Dreiss is giving the camera man the count down for the shute while I check out the view
I was completely unprepared for the shute to open. When the shute is open you feel like you are floating. It wasn't until this point that the difference in speed is noticed from the free fall. Dreiss gave me control of the shute but my arms were too shaky with adrenaline to be able to do any manuovers. The free fall was apparently about 30secs and 3min or so once the shute was open. Our landing wasn't so graceful as I didn't process the 'straigten your legs' command until after I hit the ground
Coming in to land
Dreiss - my tandem guide.
There aren't enough positive adjectives to describe this experience. All of us wished we could do it again, this time know what to expect and being a bit more relaxed about it. The funniest incident of the day happened to one of the other guys from the truck. Just as he went to jump his shoe fell off and to the surprise of the ground assistants, landed in the middle of the airstrip a few minutes ahead of the owner. He was very relieved as he was due at quadbiking straight after his jump and didn't have time to return to the hostel for new shoes.
The other 3 girls I jumped with
There is a video but it was too big to put here so you will have to visit us to see it.

Sandboarding
Now you might think that Claire having jumped out of a plane would relish the opportunity for a bit of sand dune activity but not so. Most of the truck signed up for these two options but when it rained during the night many of them backed out thinking that the boarding wouldn't be possible on wet sand. They missed out!

For those that have never been sandboarding, it is similar to snow boarding, but on the 120 metre high sanddunes.
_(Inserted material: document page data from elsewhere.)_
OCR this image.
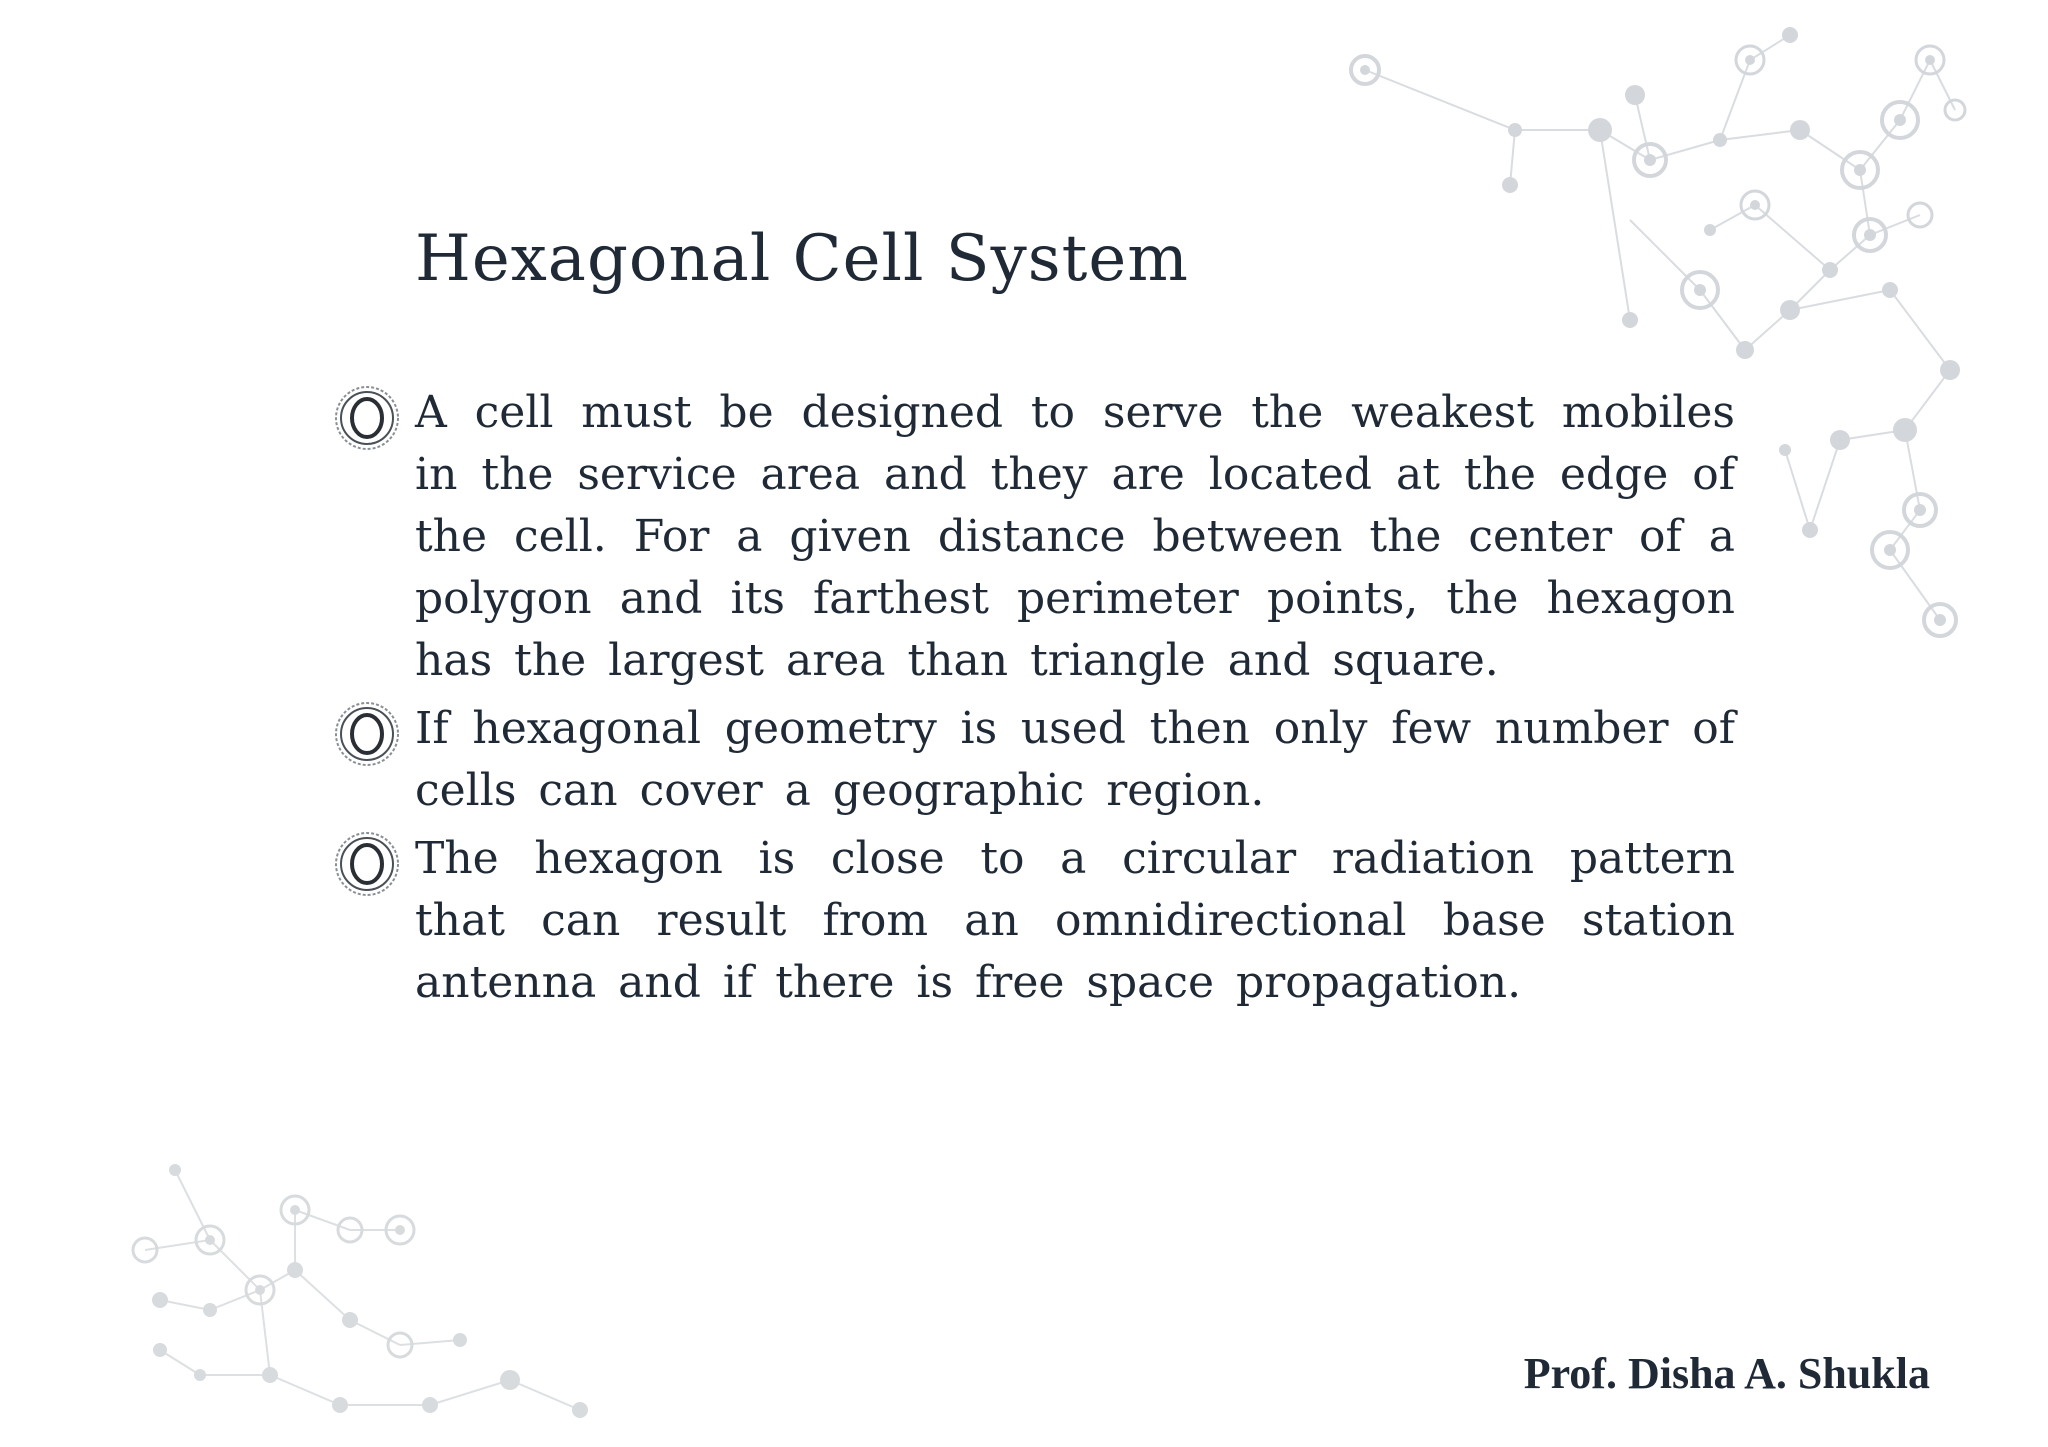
Hexagonal Cell System

A cell must be designed to serve the weakest mobiles in the service area and they are located at the edge of the cell. For a given distance between the center of a polygon and its farthest perimeter points, the hexagon has the largest area than triangle and square.

If hexagonal geometry is used then only few number of cells can cover a geographic region.

The hexagon is close to a circular radiation pattern that can result from an omnidirectional base station antenna and if there is free space propagation.

Prof. Disha A. Shukla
Mark & Dan joined Steve along with the Dutch couple, and were very excited when we arrived at the base of the dune just in time for the weather to clear.

This photo is from Claire's skydive DVD and is the location for the boarding.

There were two options at the sandboarding, stand-up or lay down. I chose the stand-up version. After three runs down the dune (and the long walk back up the 80 metre dune) I started to slowly get the idea. At this point we were given the opportunity to give the lay down style a go. Apparently we didn't need the gloves or knee guards that the others had, or the 4 warm up runs down the easy part of the dune. Instead those of us that had chosen the stand up option went straight into the fastest lay down run of the day. This time the 80 metres was almost vertical, reaching speeds of 72 kph!! The only advice that I remembered was hold the board up, and that you could use your toes as brakes. Thankfully there were no major incidents.

All in all, a fantastic experience. Unfortunately we're still waiting for the DVD footage of our boarding to come.......... so these photos are courtesy of Dan.

Quadbiking


The afternoon activity was Quad Biking on the dunes. Again the scenery was incredible. There were a couple varieties of bikes, from Automatic (but less powerful), Semi-Automatic (you had to change gears, but you didn't have to worry about a clutch), and Manual (which were apparently the fastest). Most of us went for the semi-automatic, which was a good choice.

As the dunes are a protected area, there are only certain parts that we were able to drive on. Basically we were split off into groups of about 6, and it was follow the leader. The only exception to this was Johannes, who can only be described as a crazy man behind the wheel!

We weaved our way up & down & around the dunes, and eventually made it to "the lookout" which was a point high on the dunes but close to the coast. To see the sand dunes plunge straight into the ocean was a fantastic memory.

The final memory I had to take away from the quadbiking experience was my melted trekking pants! It seemed that my right leg was resting against a hot part of the engine, which i hadn't noticed during the noisy & bumpy ride. I was glad that they had lasted the majority of our African adventure, as we were on the home stretch now.